The correct order of ionic radii of ${\text{}}{{\text{Y}}^{{\text{3 + }}}}{\text{, L}}{{\text{a}}^{{\text{3 + }}}}{\text{, E}}{{\text{u}}^{{\text{3 + }}}}{\text{and L}}{{\text{u}}^{{\text{3 + }}}}$ is
(At. no. Y = 39, La = 57, Eu = 63, Lu = 71)
(A) ${\text{ L}}{{\text{u}}^{{\text{3 + }}}}{\text{ < E}}{{\text{u}}^{{\text{3 + }}}}{\text{ < L}}{{\text{a}}^{{\text{3 + }}}}{\text{ < }}{{\text{Y}}^{{\text{3 + }}}}$
(B) ${\text{ L}}{{\text{a}}^{{\text{3 + }}}}{\text{ < E}}{{\text{u}}^{{\text{3 + }}}}{\text{ < L}}{{\text{u}}^{{\text{3 + }}}}{\text{ < }}{{\text{Y}}^{{\text{3 + }}}}$
(C) ${\text{}}{{\text{Y}}^{{\text{3 + }}}}{\text{ < L}}{{\text{a}}^{{\text{3 + }}}}{\text{ < E}}{{\text{u}}^{{\text{3 + }}}}{\text{ < L}}{{\text{u}}^{{\text{3 + }}}}$
(D) ${\text{}}{{\text{Y}}^{{\text{3 + }}}}{\text{ < L}}{{\text{u}}^{{\text{3 + }}}}{\text{ < E}}{{\text{u}}^{{\text{3 + }}}}{\text{ < L}}{{\text{a}}^{{\text{3 + }}}}$

Answer 1

Ionic radii is defined as the distance between the nucleus and the electron in the outermost shell of an ion. Due to lanthanide contraction, there is a steady decrease in size of atoms or ions of the rare earth metals with increasing atomic number.

Complete answer:
${\text{L}}{{\text{a}}^{{\text{3 + }}}}{\text{, E}}{{\text{u}}^{{\text{3 + }}}}{\text{and L}}{{\text{u}}^{{\text{3 + }}}}$ belong to the lanthanide series elements. ${{\text{Y}}^{{\text{3 + }}}}$ is a transition element. Generally, across the periodic table the ionic radii decrease and down the group the ionic radii increase. Since ${{\text{Y}}^{{\text{3 + }}}}$ lies above the lanthanide series it has the smaller ionic radii comparatively.
The atomic radius or ionic radii, as according to the Lanthanide Contraction, of these elements decreases as the atomic number increases.

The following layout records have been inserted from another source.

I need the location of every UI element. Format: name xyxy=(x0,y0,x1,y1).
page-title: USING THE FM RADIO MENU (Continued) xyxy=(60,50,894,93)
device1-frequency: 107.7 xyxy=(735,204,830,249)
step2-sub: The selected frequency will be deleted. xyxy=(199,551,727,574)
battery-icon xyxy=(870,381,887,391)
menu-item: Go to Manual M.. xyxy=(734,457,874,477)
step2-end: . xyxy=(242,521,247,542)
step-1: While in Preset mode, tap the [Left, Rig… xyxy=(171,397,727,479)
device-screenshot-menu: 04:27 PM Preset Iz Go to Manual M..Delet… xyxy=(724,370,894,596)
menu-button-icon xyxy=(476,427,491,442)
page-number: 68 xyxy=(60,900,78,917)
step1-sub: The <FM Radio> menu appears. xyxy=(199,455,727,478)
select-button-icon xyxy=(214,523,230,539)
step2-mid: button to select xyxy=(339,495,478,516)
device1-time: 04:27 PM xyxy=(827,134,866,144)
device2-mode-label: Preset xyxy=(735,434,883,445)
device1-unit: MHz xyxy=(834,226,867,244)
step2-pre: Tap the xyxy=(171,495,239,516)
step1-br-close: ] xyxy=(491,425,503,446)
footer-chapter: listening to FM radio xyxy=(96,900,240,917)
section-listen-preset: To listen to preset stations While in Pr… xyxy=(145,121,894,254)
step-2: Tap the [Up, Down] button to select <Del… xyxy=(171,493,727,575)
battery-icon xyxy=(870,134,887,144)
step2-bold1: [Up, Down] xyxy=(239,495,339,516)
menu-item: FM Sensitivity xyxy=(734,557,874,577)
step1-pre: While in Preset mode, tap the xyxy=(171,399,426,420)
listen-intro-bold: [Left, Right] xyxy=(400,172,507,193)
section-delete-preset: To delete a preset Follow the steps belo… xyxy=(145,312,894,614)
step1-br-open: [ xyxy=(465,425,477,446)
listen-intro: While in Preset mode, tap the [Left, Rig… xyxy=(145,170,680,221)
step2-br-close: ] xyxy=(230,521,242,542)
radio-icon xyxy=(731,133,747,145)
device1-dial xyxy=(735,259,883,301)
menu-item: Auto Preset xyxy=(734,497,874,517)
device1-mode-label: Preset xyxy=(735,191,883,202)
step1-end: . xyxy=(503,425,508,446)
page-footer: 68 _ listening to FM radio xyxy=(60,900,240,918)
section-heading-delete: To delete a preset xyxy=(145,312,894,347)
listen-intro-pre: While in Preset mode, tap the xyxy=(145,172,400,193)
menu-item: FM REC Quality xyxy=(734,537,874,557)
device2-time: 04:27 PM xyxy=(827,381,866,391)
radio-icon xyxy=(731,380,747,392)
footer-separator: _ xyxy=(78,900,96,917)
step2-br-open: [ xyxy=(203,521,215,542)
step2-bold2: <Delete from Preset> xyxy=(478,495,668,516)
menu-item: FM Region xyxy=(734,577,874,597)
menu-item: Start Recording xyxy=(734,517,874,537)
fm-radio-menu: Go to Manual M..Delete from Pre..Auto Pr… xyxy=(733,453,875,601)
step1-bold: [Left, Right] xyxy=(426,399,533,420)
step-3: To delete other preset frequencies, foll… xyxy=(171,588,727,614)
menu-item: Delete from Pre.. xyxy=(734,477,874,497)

It occurs due to the poor shielding effect of the 4f electrons. As we move down the group from left to right in a lanthanide series, the atomic no. increases and for every proton in the nucleus the extra electron goes to 4f orbital.
The lanthanide elements are arranged in the order (according to their atomic number): ${\text{L}}{{\text{a}}^{{\text{3 + }}}}{\text{,E}}{{\text{u}}^{{\text{3 + }}}}{\text{andL}}{{\text{u}}^{{\text{3 + }}}}$ .
Thus, ionic radii decrease along the lanthanide series in the following order:
${\text{L}}{{\text{a}}^{{\text{3 + }}}}{\text{ > E}}{{\text{u}}^{{\text{3 + }}}}{\text{ > L}}{{\text{u}}^{{\text{3 + }}}}$
Hence, the order of ionic radii is
${\text{L}}{{\text{a}}^{{\text{3 + }}}}{\text{ > E}}{{\text{u}}^{{\text{3 + }}}}{\text{ > L}}{{\text{u}}^{{\text{3 + }}}} > {\text{}}{{\text{Y}}^{{\text{3 + }}}}$
In other way, we can write it as
${\text{}}{{\text{Y}}^{{\text{3 + }}}}{\text{ < L}}{{\text{u}}^{{\text{3 + }}}}{\text{ < E}}{{\text{u}}^{{\text{3 + }}}}{\text{ < L}}{{\text{a}}^{{\text{3 + }}}}$
So, the correct option is D.

Note:
Lanthanide contraction decreases ionic radii and it also increases the ionisation energy and electronegativity, thereby separation of lanthanides is very difficult.